America’s Plastic Makers® hope to spark a movement that builds on growing efforts to eliminate ocean plastics and to end plastic waste.
Plastic waste does not obey boundaries — it readily spreads throughout our communities and global environment. Similarly, community actions to manage waste can have positive impacts beyond local borders.
Local actions can have global benefits. Here’s a brief focus on a few great examples.
Project STOP (Indonesia)
Launched in 2017, Project STOP is an initiative to create circular economy solutions to ocean plastics by partnering with communities in Southeast Asia that lack waste management and where large amounts of used plastics enter our ocean.
Project STOP creates sustainable, low-cost, replicable waste systems that help keep used plastics out of our ocean. The initiative creates circular systems where the majority of hard-to-recycle waste is recycled into new products, lowering the financial burden of the waste system on the city.
Existing local initiatives and informal waste pickers are supported and integrated into the systems. Proceeds are kept by the local community. Project STOP
Project Butterfly (Africa)
Introduced in 2017 in a community in Johannesburg, South Africa, Project Butterfly works with nonprofit organizations and local communities to tackle poor waste management through education, clean-ups and innovation-focused initiatives. Creating a new program to empower local entrepreneurs, Project Butterfly helps “Wastepreneurs” generate income through collecting and exchanging recyclable waste, keeping the material in the plastics value chain.

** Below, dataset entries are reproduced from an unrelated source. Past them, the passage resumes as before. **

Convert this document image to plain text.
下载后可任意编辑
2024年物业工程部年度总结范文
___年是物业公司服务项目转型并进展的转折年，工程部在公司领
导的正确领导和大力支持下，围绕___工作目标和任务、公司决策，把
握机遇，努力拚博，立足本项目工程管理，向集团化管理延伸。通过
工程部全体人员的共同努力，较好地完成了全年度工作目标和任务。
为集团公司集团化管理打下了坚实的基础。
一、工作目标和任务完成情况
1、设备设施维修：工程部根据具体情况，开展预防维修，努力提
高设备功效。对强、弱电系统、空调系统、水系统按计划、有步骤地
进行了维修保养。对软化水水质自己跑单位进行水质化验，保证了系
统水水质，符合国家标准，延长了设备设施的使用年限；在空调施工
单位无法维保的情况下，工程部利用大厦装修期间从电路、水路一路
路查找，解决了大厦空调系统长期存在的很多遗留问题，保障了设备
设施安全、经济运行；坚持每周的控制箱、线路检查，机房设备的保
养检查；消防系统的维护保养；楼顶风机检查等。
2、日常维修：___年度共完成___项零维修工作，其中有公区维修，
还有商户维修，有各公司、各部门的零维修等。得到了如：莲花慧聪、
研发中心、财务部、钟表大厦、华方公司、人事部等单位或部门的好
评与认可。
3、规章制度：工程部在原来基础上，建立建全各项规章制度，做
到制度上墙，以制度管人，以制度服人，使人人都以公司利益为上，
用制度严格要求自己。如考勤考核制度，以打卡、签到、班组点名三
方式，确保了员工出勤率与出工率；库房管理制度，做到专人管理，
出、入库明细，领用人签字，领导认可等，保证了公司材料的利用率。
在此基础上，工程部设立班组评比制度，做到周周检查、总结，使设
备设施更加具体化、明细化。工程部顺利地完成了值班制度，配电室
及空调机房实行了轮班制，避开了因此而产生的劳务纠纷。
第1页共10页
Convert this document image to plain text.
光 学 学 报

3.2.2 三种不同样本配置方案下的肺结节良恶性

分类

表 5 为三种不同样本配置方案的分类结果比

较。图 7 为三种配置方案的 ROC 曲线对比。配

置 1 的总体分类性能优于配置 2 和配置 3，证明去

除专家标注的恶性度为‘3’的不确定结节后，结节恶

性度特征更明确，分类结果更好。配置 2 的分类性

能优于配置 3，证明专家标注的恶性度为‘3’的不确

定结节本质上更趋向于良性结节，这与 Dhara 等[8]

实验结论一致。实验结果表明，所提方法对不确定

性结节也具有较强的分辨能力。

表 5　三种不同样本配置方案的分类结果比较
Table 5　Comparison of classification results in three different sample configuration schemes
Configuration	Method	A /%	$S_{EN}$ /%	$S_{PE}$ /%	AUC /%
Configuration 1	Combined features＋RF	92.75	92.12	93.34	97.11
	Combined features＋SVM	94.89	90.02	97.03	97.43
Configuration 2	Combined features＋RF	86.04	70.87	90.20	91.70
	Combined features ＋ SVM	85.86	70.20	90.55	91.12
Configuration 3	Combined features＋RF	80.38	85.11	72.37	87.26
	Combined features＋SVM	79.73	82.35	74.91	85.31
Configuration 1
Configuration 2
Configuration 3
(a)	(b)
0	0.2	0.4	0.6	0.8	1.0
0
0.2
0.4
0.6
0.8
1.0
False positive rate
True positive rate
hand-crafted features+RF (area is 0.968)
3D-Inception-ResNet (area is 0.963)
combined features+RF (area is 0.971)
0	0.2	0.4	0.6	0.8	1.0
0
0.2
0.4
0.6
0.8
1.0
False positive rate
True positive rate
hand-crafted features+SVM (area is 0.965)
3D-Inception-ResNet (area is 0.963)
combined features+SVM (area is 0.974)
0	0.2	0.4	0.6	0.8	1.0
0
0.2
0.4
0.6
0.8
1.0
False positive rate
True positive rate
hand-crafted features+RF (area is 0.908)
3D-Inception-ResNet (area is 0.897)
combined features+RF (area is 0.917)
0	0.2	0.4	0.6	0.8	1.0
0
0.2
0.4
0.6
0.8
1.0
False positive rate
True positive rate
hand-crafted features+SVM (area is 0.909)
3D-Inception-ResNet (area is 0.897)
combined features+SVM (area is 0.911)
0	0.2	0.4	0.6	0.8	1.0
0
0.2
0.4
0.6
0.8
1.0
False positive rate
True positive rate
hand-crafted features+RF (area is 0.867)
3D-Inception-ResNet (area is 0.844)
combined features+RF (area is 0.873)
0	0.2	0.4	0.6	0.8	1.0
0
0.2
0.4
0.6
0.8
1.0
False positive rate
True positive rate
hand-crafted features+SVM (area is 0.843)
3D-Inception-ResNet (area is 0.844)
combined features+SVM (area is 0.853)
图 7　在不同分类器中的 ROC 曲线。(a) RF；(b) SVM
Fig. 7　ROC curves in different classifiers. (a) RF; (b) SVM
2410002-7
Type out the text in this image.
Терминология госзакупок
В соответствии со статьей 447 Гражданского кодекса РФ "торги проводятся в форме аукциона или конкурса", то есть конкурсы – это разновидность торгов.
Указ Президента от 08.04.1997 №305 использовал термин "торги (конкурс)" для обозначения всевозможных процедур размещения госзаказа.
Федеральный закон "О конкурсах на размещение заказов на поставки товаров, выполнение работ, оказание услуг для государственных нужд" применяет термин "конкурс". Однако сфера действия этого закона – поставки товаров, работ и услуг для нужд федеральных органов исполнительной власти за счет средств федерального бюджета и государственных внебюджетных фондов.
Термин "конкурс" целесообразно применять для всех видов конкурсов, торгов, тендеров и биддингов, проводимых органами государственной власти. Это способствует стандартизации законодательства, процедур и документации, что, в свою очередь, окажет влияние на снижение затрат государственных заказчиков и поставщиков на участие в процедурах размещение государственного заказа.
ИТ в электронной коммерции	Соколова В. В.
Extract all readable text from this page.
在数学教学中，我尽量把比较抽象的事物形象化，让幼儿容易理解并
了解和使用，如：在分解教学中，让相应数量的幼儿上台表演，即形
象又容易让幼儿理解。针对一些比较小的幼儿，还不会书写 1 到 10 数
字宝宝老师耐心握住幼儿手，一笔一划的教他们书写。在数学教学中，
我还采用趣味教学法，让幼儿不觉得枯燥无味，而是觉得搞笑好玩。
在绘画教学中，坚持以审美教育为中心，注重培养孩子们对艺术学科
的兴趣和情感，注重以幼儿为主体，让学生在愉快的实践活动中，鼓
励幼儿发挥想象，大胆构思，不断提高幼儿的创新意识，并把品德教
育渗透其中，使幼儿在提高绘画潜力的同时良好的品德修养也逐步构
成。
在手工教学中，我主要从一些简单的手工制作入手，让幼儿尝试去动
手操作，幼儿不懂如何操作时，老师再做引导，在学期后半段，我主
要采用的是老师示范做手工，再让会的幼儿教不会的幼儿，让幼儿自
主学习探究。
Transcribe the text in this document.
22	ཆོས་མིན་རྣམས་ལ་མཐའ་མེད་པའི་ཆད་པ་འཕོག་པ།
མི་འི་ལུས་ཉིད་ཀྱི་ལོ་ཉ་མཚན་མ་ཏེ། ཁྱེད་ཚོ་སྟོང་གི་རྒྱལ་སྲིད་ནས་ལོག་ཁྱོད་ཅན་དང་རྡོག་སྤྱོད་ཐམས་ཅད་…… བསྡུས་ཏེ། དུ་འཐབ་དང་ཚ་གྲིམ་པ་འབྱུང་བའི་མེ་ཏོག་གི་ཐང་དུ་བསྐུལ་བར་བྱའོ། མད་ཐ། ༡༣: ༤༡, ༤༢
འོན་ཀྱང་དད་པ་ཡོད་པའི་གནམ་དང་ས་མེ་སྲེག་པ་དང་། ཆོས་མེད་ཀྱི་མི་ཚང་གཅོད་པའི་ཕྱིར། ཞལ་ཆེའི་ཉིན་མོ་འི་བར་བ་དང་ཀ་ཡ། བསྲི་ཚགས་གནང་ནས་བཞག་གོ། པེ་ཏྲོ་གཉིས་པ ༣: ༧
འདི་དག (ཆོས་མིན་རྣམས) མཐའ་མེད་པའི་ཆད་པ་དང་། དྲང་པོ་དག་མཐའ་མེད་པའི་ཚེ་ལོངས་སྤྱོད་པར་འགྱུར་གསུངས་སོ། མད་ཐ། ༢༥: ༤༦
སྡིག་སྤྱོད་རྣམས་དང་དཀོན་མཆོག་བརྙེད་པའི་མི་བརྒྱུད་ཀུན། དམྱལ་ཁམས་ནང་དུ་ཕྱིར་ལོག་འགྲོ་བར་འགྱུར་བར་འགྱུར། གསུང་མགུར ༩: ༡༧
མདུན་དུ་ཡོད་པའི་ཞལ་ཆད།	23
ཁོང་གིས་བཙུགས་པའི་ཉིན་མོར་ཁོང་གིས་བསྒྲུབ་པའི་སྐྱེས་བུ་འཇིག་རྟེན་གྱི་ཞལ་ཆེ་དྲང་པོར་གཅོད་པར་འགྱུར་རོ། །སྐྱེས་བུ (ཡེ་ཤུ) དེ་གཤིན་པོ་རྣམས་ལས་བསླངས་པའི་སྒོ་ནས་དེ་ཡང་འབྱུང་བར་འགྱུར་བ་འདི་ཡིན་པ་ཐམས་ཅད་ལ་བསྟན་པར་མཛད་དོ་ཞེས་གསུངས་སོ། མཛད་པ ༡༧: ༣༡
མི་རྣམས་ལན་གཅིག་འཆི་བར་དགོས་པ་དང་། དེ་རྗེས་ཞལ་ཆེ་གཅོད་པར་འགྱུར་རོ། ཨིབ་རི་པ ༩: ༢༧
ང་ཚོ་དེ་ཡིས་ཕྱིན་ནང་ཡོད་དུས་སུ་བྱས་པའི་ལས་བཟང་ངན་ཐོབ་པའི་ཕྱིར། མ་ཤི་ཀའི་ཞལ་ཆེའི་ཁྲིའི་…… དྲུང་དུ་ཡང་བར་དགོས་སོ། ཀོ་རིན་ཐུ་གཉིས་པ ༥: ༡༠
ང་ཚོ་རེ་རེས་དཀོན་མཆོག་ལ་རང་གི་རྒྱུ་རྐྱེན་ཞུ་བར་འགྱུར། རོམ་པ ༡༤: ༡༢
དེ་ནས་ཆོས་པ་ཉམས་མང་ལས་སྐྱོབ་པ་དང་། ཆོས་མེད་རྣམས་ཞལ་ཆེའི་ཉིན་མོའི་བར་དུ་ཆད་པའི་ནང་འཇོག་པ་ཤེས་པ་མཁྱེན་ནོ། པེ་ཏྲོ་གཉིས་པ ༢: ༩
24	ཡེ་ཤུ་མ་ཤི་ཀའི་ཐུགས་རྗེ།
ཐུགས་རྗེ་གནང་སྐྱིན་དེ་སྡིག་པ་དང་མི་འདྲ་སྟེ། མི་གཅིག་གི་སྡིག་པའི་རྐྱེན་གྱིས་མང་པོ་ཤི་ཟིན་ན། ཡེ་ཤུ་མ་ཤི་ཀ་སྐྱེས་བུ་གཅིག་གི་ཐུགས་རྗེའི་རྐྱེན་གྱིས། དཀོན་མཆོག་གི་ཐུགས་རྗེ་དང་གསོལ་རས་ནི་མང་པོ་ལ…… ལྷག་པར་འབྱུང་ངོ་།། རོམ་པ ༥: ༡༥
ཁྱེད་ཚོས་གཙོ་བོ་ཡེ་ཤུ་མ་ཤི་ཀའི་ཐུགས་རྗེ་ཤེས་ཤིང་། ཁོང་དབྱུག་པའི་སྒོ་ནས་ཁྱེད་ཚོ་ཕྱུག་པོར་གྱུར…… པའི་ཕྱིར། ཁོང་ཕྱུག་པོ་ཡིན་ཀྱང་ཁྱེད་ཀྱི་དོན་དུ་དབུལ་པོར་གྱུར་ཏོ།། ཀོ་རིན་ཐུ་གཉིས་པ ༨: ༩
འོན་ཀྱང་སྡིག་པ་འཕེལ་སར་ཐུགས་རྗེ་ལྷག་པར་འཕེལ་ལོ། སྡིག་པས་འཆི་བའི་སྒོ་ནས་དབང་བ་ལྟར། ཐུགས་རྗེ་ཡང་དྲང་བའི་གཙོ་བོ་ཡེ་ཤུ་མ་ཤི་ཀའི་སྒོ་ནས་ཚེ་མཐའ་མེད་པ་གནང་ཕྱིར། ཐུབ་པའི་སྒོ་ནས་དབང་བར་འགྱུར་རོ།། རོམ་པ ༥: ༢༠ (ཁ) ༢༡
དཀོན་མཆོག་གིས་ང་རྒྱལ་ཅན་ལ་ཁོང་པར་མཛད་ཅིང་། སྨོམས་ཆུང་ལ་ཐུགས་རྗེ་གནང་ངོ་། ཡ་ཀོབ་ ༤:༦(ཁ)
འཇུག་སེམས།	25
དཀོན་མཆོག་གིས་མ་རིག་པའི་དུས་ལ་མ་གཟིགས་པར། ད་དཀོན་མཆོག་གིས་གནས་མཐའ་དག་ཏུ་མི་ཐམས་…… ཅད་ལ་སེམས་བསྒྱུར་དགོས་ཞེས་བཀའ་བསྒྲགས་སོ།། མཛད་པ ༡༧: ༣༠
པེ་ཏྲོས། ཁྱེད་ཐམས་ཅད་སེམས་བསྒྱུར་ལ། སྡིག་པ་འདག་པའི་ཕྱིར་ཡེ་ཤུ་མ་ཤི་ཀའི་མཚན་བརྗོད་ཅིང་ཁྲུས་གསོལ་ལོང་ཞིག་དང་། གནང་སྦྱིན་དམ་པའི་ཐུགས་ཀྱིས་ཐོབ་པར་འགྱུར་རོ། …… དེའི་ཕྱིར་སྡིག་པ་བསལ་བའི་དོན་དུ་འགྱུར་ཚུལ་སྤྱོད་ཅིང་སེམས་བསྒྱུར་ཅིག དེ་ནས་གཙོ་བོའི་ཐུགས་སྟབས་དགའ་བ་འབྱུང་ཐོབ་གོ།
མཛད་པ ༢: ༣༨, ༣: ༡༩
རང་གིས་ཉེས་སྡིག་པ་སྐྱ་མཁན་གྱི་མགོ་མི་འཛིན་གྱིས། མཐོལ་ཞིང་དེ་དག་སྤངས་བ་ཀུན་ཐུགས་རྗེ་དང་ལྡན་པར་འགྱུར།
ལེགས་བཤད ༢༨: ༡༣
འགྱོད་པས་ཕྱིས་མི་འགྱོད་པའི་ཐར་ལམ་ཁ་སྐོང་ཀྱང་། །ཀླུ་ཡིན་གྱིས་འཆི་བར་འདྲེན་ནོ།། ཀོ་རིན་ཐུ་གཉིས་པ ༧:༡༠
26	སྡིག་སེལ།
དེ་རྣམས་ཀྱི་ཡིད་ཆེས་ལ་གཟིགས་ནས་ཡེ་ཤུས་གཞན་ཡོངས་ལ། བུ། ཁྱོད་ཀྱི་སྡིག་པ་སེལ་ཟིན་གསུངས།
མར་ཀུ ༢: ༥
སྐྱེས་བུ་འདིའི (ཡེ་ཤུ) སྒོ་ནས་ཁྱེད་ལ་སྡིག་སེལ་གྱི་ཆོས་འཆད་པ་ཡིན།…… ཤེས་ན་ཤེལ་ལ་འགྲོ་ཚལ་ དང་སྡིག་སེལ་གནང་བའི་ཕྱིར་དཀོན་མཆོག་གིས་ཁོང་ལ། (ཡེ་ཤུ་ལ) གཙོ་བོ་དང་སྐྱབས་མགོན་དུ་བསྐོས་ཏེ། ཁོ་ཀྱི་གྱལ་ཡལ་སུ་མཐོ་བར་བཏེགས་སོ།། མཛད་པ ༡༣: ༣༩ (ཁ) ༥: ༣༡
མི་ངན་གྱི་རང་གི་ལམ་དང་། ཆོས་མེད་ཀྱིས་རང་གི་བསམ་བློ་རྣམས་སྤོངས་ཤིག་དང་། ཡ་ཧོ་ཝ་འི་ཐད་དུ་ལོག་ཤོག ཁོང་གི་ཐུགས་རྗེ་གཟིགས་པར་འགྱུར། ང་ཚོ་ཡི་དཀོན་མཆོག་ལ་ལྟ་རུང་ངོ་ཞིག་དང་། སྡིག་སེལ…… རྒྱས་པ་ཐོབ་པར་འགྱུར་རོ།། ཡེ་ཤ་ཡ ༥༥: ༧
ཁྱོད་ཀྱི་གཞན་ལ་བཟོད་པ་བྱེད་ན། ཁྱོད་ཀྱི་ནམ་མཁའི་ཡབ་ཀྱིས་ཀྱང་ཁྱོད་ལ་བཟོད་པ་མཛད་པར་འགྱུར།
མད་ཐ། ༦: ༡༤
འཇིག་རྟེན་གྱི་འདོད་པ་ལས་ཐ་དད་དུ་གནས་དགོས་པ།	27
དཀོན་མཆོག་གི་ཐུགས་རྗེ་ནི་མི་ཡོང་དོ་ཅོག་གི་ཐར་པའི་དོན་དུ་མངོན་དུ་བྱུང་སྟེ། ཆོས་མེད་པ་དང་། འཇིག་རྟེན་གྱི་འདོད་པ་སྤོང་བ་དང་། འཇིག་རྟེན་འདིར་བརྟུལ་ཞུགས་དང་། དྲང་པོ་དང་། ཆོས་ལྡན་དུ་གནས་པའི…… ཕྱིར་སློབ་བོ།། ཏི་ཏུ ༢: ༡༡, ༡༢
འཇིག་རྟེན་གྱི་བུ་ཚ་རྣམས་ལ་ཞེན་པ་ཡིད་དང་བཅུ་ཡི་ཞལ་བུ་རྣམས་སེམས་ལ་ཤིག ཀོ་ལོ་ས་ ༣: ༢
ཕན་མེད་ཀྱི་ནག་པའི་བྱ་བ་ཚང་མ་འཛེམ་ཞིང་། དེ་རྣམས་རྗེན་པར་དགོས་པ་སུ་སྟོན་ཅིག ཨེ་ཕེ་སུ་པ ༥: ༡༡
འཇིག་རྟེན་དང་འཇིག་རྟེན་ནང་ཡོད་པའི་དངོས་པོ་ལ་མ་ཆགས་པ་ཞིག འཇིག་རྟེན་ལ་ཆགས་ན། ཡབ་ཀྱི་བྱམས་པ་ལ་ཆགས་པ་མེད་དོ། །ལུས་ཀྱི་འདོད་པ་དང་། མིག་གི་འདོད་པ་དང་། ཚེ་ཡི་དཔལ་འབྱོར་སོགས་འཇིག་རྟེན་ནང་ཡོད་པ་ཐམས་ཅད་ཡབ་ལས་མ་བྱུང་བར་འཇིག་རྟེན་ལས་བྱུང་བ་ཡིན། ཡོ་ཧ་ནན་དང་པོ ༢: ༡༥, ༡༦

At the heart of Project Butterfly is the idea that waste can be repurposed into products with social and economic value. Advancing a circular economy in South Africa, this initiative redesigns, recycles, reuses and remanufactures to keep materials at their highest-value use for as long as possible. Project Butterfly has expanded into other parts of Africa, including Nairobi, Kenya.
WRAP – Wrap Recycling Action Program (United States)
Lightweight plastic bags and wraps use less material than alternatives. However, when not collected for recycling, they can easily be picked up by the wind and transported throughout our communities.
To keep plastic waste out of the environment and in productive use, the Wrap Recycling Action Program works with recycling advocates to encourage the return of plastic bags and wraps to community retail stores in more than 18,000 locations in the United States. More than a billion pounds of post-consumer plastic bags/wraps/film were recycled in 2017. WRAP
Plastics for Change (India)
Plastics for Change brings recycling infrastructure to communities in developing regions and creates jobs for some of the most marginalized members of society.
Connecting local waste pickers to global markets, the company has developed a marketplace to deliver a consistent supply of recycled plastics for reuse by brand companies. The initiative helps create better livelihoods for the urban poor in multiple communities by providing waste pickers with access to fair market prices and brand companies, while keeping used plastics out of the ocean.
The initiative is helping transition the consumer goods industry toward a circular economy. As one major brand company noted: “Plastic can be a force for good. By partnering with Plastics for Change, we can set fair conditions and prices, and give access to global markets.” Plastics for Change
A multitude of sustained community actions, big and small, that lead to global progress. That’s how we’ll solve the plastic waste problem.